Critics of unrestricted nuclear power, unrestricted ocean oil drilling and GM food were considered to be crying wolf until they weren't. I'll agree with you on one thing: people heard the warnings for so long that when real disaster occurred, they were no longer listening--until, that is, many wished that they had. Like Joschka Fischer told Donald Rumsfeld about Saddam's WMD when Rumsfeld tried to talk him into invading Iraq with us, "you haven't convinced me." Germany wisely stayed away from the invasion because our "experts" were feeding Europe inadequate information. My opinion is that corruption, corner cutting, and bribery to induce inadequate oversight are dangers not sufficiently guarded against to justify fracking. I see a huge danger in that--one to be addressed before a major mishap, not by damage control subsequent to one. If you consider that to be an exaggeration, so be it.

On edit: here's a comment, admittedly anti-fracking (reasons included), by Mike Papantonio, hosted by Thom Hartmann, on the situation in the Western part of my state: http://www.ringoffireradio.com/2013/08/papantonio-texas-a-fracking-dustbowl-video/

yellowcanine

(35,694 posts)
14. But when you focus on fracking, the main problems with water are ignored.
Wed Aug 28, 2013, 12:40 PM
Aug 2013

And the main problem of course is population and uncontrolled growth and development which ignores the need for protecting both groundwater AND surface water. No fracking and this is still a crisis situation. Focusing on fracking ignores the forest for the trees.

DFW

(54,302 posts)
15. When I focus on water, it's fracking that can't be ignored
Wed Aug 28, 2013, 01:39 PM
Aug 2013

Just like when people focus on energy, nuclear power and coal can't be ignored.

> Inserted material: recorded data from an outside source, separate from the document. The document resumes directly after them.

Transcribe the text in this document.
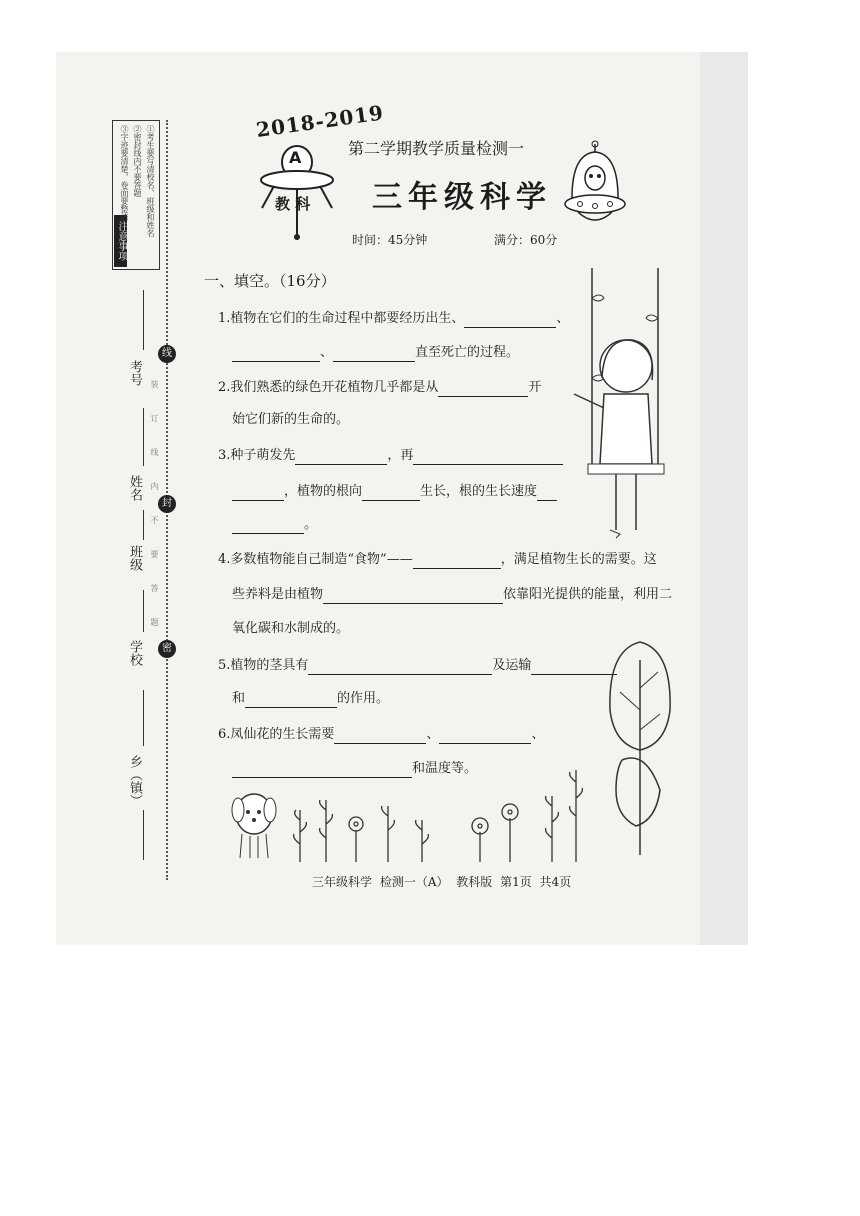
注意事项
①考生要写清校名、班级和姓名
②密封线内不要答题
③字迹要清楚，卷面要整洁
线
封
密
装订线内不要答题
考号
姓名
班级
学校
乡（镇）
2018-2019
第二学期教学质量检测一
A
教 科 三年级科学
时间：45分钟	满分：60分
一、填空。（16分）
1.植物在它们的生命过程中都要经历出生、	、
、	直至死亡的过程。
2.我们熟悉的绿色开花植物几乎都是从	开
始它们新的生命的。
3.种子萌发先	，再
，植物的根向	生长，根的生长速度
。
4.多数植物能自己制造“食物”——	，满足植物生长的需要。这
些养料是由植物	依靠阳光提供的能量，利用二
氧化碳和水制成的。
5.植物的茎具有	及运输
和	的作用。
6.凤仙花的生长需要	、	、
和温度等。
三年级科学 检测一（A） 教科版 第1页 共4页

Until fracking is done ("can be done" won't cut it as long as cutting corners, legally or illegally, is an option) with complete safety to ground water, it is a danger, and one I don't want to contend with. There is a reason the CEOs of nuclear energy concerns don't live next door to their nuclear power plants, and I'm betting the CEOs of fracking conglomerates don't drink water from wells in the vicinity of their fracking operations, either. I sure as hell wouldn't in their shoes. If I ever get transferred back Stateside, I will make sure it is to an area with no fracking within 300 miles at least. Cape Cod, or Hawai'i, someplace where I won't have to even ask the question. France has forbidden it, and they haven't started in Germany, Switzerland or Belgium as far as I know, so for now, I'm safe.